The expression of dominant negative TCF7L2 in pancreatic beta cells during the embryonic stage causes impaired glucose homeostasis

Abstract

Objective: Disruption of TCF7L2 in mouse pancreatic β-cells has generated different outcomes in several investigations. Here we aim to clarify role of β-cell TCF7L2 and Wnt signaling using a functional-knockdown approach.

Methods: Adenovirus-mediated dominant negative TCF7L2 (TCF7L2DN) expression was conducted in Ins-1 cells. The fusion gene in which TCF7L2DN expression is driven by P TRE3G was utilized to generate the transgenic mouse line TCF7L2DN Tet . The double transgenic line was created by mating TCF7L2DN Tet with Ins2-rtTA, designated as βTCFDN. β-cell specific TCF7L2DN expression was induced in βTCFDN by doxycycline feeding.

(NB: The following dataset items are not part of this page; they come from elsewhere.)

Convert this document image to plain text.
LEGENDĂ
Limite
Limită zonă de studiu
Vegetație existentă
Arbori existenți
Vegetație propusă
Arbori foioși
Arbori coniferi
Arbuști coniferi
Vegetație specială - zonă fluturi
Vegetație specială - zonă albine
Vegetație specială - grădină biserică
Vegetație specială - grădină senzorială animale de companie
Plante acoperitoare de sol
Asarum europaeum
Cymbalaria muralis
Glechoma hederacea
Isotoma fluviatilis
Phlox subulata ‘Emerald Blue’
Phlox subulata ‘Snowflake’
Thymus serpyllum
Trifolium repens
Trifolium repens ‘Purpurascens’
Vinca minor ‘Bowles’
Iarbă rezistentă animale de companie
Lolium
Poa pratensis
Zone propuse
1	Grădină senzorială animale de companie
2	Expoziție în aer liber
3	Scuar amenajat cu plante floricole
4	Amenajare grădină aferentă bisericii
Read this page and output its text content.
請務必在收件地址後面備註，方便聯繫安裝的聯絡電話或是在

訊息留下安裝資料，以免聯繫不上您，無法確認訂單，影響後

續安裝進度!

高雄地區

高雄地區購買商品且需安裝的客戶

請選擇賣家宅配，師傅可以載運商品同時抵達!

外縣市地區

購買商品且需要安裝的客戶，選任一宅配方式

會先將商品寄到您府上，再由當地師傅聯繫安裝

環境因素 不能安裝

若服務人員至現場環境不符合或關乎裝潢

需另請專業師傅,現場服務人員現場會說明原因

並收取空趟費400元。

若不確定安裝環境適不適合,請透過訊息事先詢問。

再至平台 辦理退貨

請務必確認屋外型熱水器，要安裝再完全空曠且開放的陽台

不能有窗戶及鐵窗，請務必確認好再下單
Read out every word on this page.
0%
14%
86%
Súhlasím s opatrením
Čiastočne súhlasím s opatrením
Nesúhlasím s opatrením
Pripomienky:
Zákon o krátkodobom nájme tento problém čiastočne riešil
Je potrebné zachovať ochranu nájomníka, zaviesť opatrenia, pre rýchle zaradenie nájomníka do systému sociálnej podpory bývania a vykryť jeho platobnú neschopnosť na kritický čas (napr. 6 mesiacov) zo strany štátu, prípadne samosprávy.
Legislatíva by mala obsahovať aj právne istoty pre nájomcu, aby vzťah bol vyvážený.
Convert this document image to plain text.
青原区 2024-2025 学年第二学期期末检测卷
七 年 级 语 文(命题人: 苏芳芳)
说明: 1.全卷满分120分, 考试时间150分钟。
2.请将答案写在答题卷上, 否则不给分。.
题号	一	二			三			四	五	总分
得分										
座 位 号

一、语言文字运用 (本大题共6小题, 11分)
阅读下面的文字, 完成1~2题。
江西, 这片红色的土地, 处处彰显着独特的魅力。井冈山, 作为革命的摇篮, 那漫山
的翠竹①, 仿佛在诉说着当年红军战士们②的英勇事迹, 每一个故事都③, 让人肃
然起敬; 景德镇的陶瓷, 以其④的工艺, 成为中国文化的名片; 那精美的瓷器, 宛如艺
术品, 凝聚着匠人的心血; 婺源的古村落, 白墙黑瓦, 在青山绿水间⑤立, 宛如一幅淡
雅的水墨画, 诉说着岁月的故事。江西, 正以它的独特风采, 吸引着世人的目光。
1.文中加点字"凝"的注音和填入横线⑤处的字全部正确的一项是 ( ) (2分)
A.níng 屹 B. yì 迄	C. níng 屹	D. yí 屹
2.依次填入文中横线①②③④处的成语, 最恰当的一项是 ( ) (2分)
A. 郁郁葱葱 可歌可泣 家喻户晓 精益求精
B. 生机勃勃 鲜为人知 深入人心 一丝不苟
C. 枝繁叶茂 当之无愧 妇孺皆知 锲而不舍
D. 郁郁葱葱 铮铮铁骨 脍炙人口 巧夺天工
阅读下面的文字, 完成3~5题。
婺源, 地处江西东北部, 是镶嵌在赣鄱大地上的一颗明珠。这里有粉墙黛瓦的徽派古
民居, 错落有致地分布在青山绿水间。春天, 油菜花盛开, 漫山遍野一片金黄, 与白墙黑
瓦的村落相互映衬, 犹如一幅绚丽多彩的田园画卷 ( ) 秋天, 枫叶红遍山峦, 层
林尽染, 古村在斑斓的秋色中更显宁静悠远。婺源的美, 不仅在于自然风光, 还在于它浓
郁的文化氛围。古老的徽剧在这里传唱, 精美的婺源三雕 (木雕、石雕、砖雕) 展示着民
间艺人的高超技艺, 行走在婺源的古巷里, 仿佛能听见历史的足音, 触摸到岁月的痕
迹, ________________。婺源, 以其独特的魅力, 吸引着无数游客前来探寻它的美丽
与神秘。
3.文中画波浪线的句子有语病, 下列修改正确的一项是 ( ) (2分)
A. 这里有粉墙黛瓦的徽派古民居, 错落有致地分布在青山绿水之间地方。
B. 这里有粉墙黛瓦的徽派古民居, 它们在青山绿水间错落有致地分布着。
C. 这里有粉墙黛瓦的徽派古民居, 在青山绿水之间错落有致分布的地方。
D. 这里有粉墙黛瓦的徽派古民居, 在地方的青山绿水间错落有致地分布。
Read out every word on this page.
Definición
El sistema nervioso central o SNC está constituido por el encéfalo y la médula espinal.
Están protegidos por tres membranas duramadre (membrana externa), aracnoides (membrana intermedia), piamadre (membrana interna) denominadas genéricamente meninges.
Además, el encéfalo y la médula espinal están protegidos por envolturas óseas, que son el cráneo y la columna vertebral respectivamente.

Results: TCF7L2DN expression in Ins-1 cells reduced GSIS, cell proliferation and expression of a battery of genes including incretin receptors and β-cell transcription factors. Inducing TCF7L2DN expression in βTCFDN during adulthood or immediately after weaning generated no or very modest metabolic defect, while its expression during embryonic development by doxycycline feeding in pregnant mothers resulted in significant glucose intolerance associated with altered β-cell gene expression and reduced β-cell mass.

Conclusions: Our observations support a cell autonomous role for TCF7L2 in pancreatic β-cells suggested by most, though not all, investigations. βTCFDN is a novel model for further exploring the role of TCF7L2 in β-cell genesis and metabolic homeostasis.

Keywords: GLP-1; GSIS; Incretin receptors; Pancreatic β-cells; TCF7L2; TCF7L2DN; Wnt.

Figure 1

TCF7L2DN expression in the Ins-1 cell line attenuates GSIS, inhibits cell growth and represses the expression of a battery of β-cell specific genes. A) A schematic of TCF7L2DN (75 kDa) and wild type TCF7L2 (78 kDa). β-cat, the β-cat interaction domain; HMG, the HMG-box DNA binding domain. B) Detection of TCF7L2 and TCF7L2DN in virus infected Ins-1 cells by Western blotting. GFP, the control virus. C) The expression of TCF7L2DN but not wild type TCF7L2 inhibited GSIS. LG, low glucose (2.8 mM), HG, high glucose (16.7 mM). Ad-GFP, the control virus. n = 4 for each virus infection. D) TCF7L2DN expression inhibited Ins-1 cell growth, assessed by MTT. n = 8. E) qPCR assessment shows that TCF7L2DN suppressed the expression of a panel of β-cell specific genes.

Figure 2

Impaired glucose homeostasis in βTCFDN offspring when the pregnant mothers were fed with doxycycline to induce TCF7L2DN expression. A) Body weight comparison. B–C) Impaired response to OGTT (B) but normal response to IPITT (C). D–E) Increased blood glucose levels after oral glucose gavage D) and attenuated plasma insulin levels after glucose gavage in βTCFDN mice. n = 4 to 5 for panels A–E.

Figure 3

Reduced β-cell mass, Pdx-1 and Nkx6.1 positive islet cells in βTCFDN offspring when pregnant mothers were fed with doxycycline to induce TCF7L2DN expression. A–B) Assessment of β-cell mass (A) and α-cell (B) mass. n = 3. C–D) Immunostaining shows reduced percentage of Pdx-1 positive islet cells in βTCFDN mice. Immunostaining shows reduced percentage of Nkx6.1 positive islet cells in βTCFDN mice. The percentages were determined by counting 2,200–3,000 islet cells from βTCFDN mice and the Ins2-rtTA control mice (n = 3 for each group).

Figure 4

βTCFDN mouse islets show reduced β-cell specific gene expression and attenuated response to GLP-1 treatment. A) qPCR assessment for β-cell specific gene expression. n = 3 for both βTCFDN and control ins2-rtTA mice. B) Assessment of insulin secretion by GLP-1 treatment in isolated βTCFDN mouse islets. n = 3 for both βTCFDN and control ins2-rtTA mice.